Sunday, October 16, 2011

Energy Saving & Desperate Housewives

These observations occurred the week of fall break. I got very jumbled, busy, and--basically a mess during and after fall break, so I got behind on posts. Luckily I keep a "sticky note" on my computer desktop with all of my blog ideas week to week, so I'm planning on doing a few separate posts for the weeks I missed.

Environmental Science: In environmental science, Laura Fieselman came into our class and had a presentation about encouraging people to have more sustainable behavior within a group--whether it be a company, a school, your family, etc. First of all, she said you have to state your goal(s), and for the company it was to increase commingled recycling, reduce paper use, and purchase environmentally friendly products. Then you have to list the barriers, and ways to get around those barriers. One example she had was simply the fact that some employees thought the recycling bins were ugly, and didn't want them in their offices. The way to get around that was to convince them that having that bin shows that they are a good person and an environmentally conscious person, so who cares if it's ugly--it makes you look good. Then, you have to set up "marketing" for these behaviors to constantly remind people to change it. This includes logos, titles and taglines; prompts (for example to recycle, or a sticker above the lights that remind people to turn them off when they leave); commitment to following through with the project (which links to making a public commitment in social psychology, the people are more likely to follow through with it if they have told many people, or themselves, that they will); and incentives, like a party for the office who recycled the most or something. Then, at the end of a project, or at checkpoints throughout the project, you want to share successes of others and communicate the effect of the project so far. All of these components are important for changing someone's behavior. These are effective means to change someone's behavior, especially since they involve incentives and specific instructions to get to those incentives. In order for people to change a habit, constantly being surrounded by signs, logos, stickers, etc. that remind someone of the project/behavior change will ensure more effective cooperation as well.

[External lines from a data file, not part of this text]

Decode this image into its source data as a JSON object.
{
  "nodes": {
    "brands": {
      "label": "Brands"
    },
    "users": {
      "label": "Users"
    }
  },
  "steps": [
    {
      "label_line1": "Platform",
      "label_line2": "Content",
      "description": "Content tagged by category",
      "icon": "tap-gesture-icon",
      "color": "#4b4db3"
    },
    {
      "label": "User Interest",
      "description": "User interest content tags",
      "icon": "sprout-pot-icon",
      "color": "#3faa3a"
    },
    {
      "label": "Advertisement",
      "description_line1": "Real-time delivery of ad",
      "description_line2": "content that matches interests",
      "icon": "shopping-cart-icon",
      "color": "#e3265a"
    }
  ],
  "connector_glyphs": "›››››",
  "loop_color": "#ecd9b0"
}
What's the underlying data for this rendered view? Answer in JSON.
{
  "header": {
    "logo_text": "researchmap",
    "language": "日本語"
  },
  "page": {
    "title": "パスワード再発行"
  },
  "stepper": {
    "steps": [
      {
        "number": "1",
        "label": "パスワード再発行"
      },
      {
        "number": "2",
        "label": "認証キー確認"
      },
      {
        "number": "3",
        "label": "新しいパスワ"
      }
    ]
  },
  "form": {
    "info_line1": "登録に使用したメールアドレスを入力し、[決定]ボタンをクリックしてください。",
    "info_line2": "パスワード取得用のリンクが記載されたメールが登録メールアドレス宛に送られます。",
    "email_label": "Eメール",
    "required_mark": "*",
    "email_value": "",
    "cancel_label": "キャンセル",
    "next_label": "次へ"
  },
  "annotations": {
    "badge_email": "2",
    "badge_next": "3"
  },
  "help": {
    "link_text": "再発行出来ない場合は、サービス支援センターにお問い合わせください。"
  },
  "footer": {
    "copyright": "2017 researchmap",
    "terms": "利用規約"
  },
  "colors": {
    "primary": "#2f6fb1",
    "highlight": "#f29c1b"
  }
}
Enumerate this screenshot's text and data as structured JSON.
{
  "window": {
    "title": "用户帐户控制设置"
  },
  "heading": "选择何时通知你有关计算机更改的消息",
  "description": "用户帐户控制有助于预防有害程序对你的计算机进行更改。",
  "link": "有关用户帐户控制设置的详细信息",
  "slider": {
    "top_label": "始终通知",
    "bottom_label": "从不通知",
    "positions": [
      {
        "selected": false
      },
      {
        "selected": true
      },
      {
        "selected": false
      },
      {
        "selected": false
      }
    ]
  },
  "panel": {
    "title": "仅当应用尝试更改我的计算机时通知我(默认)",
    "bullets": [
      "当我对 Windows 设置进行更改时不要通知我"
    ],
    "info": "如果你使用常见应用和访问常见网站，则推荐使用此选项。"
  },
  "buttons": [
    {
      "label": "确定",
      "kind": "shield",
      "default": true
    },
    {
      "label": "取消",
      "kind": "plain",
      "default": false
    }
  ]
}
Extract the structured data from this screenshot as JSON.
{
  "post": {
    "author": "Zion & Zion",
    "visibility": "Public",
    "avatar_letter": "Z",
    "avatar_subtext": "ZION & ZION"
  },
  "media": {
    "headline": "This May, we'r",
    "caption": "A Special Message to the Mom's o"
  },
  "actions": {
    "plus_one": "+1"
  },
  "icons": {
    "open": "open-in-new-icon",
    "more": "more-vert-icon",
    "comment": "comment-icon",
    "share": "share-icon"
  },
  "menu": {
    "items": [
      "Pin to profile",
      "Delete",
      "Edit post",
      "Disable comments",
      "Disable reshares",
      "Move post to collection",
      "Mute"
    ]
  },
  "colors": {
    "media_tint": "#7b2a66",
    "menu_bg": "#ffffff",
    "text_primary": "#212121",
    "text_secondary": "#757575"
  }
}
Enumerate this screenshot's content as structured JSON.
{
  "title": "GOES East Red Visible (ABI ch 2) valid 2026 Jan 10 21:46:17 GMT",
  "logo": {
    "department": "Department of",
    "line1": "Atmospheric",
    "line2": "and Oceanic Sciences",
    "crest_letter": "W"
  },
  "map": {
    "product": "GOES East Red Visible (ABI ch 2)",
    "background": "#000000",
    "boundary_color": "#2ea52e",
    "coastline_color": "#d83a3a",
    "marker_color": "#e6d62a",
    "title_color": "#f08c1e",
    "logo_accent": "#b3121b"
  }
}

Desperate Housewives: Since we were out of school less than we were in school this week, another source of linkage to social psych was good ol' television. There was a perfect example of cognitive dissonance that related exactly with the Opie the bird man video. Sorry if you aren't familiar with the characters, but Susan on Desperate Housewives is a good mom, a positively influential kindergarten teacher, a good, honest wife, and lastly a law abiding citizen. However, when Carlos kills Gabby's abusive step-father, and Susan and many other housewives help cover up this murder and decide not to tell anyone--not even their husbands--Susan has a great cognitive dissonance on her hands. She begins committing small crimes, trying to get punished. She ends up having to do community service, and several other small punishments, but nothing makes her feel punished enough in the end. Just like Opie, who just wants an instant punishment so he can go back to being a good boy, she wanted to do her time or punishment and become a law abiding citizen and honest person again. She cannot handle it and soon enough she tells her husband (and that's all I know for now, but when we went over that video in class it reminded me of this episode).

That was about it for social psychologically related stuff in my life for that week.